Was lässt sich mit so einem Hirnchip anfangen?

Derzeit noch gar nichts - und das finden die Experten dann doch etwas enttäuschend. Man kann zwar hören, wenn die Nerven im Gehirn des Schweins Gertrud feuern. Aber die entscheidende Hürde ist die Auswertung der Signale aus dem Gehirn: Wie lassen sich die Spikes, die Nervenimpulse sinnvoll interpretieren? Dazu hat Elon Musk bisher nichts gesagt und da sind andere schon deutlich weiter. Der Hirnforscher Prof. Pascal Fries aus Frankfurt am Main ist überzeugt: Systeme wie Neuralink haben in Zukunft viel Potenzial, um Menschen zu helfen, die nach einem Unfall oder einem Schlaganfall gelähmt sind. Auf diesem Feld will Neuralink auch bald eine erste klinische Studie starten, die auch von der amerikanischen Behörde FDA schon genehmigt wurde. Dabei wird es aber wohl erstmal um die Sicherheit des operativen Eingriffs gehen. Perspektivisch sollen dann die Hirnsignale genutzt werden, um etwa einen Rollstuhl zu steuern. Dazu braucht man noch keine Gedanken zu lesen, da geht es um grobe Informationen: Will der Patient nach rechts oder links? Aber Elon Musk möchte auch deutlich komplexere Krankheiten des Gehirns angehen. Er sagte: "Nerven sind wie elektronische Schaltungen. Man braucht Elektronik, um ein elektronisches Problem zu lösen." Das ist die Perspektive des Ingenieurs.
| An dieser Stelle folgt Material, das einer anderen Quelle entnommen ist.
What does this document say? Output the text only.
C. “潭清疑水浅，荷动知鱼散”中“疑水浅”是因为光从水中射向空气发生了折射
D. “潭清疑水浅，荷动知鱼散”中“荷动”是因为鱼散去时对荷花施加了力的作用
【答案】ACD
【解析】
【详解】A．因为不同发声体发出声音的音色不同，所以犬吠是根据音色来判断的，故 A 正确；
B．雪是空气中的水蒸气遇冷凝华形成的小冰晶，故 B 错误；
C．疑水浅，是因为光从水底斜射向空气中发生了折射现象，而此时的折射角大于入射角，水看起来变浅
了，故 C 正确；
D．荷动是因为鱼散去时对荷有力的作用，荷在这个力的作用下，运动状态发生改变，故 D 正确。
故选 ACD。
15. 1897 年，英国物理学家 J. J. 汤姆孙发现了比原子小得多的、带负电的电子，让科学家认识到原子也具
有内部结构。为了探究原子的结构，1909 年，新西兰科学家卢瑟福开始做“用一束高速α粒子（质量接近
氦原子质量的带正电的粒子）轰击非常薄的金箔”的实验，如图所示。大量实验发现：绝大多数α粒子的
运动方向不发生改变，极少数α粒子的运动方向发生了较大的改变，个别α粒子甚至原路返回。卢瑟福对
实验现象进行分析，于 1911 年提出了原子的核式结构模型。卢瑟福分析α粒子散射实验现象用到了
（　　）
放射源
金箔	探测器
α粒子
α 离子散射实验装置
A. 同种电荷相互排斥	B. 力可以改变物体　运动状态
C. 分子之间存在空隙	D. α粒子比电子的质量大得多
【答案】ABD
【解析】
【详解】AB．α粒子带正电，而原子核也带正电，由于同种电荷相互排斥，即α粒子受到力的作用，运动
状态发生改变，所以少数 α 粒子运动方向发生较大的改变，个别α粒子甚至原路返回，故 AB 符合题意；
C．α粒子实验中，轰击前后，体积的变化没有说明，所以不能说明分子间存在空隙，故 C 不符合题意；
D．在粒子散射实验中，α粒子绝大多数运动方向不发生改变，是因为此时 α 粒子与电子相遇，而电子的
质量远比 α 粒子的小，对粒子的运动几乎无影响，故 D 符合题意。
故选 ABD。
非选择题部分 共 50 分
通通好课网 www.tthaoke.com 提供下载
Allerdings hatten die Experten hier doch den Eindruck, dass die biologische Realität des Gehirns deutlich komplexer ist, als Elon Musk sich das vorstellt. Und die Vorstellung per Neuralink künftig das Gedächtnis herunterzuladen oder auch nur einen Text zu diktieren, hielten sie eher für Science Fiction. Zumal es sich hier ja um einen Eingriff ins Gehirn handelt, der immer auch Gefahren birgt. Also sicher nichts, was Konsumenten einfach mal so zum Spaß machen sollten.

Also viel Lärm um nichts?

Nein, dieses Urteil wäre zu scharf. Neuralink zeigt, was möglich ist, wenn man viel Geld und kluge Menschen auf ein konkretes Ziel ansetzt. Mittelfristig könnte sich diese Technologie zu einem sehr nützlichen Werkzeug entwickeln. Wofür man dieses Werkzeug dann einsetzt, steht auf einem anderen Blatt - und da braucht es dann eben auch ein tiefes Verständnis des Gehirns. Prof. Alireza Gharabaghi vom Universitätsklinikum Tübingen meinte, dass wir jetzt überlegen müssen: Was sind denn wichtige Ziele? Welche Krankheitsbilder sollen angegangen werden? Und was wollen wir dann auch investieren? Es wäre jedenfalls wichtig, dass auch in Europa hier weiter auf hohem Niveau geforscht wird, und da könnte die Konkurrenz aus den USA vielleicht sogar hilfreich sein. Denn nur wenn wir in Europa die Technologie aktiv mitgestalten, können auch europäische Vorstellungen zum Beispiel zum Schutz von Gehirndaten umgesetzt werden. Momentan sind diese Daten nur einzelne Nervenimpulse und erlauben noch keine tieferen Einblicke in die Persönlichkeit. Aber das könnte sich künftig durchaus ändern - und darauf sollte man vorbereitet sein.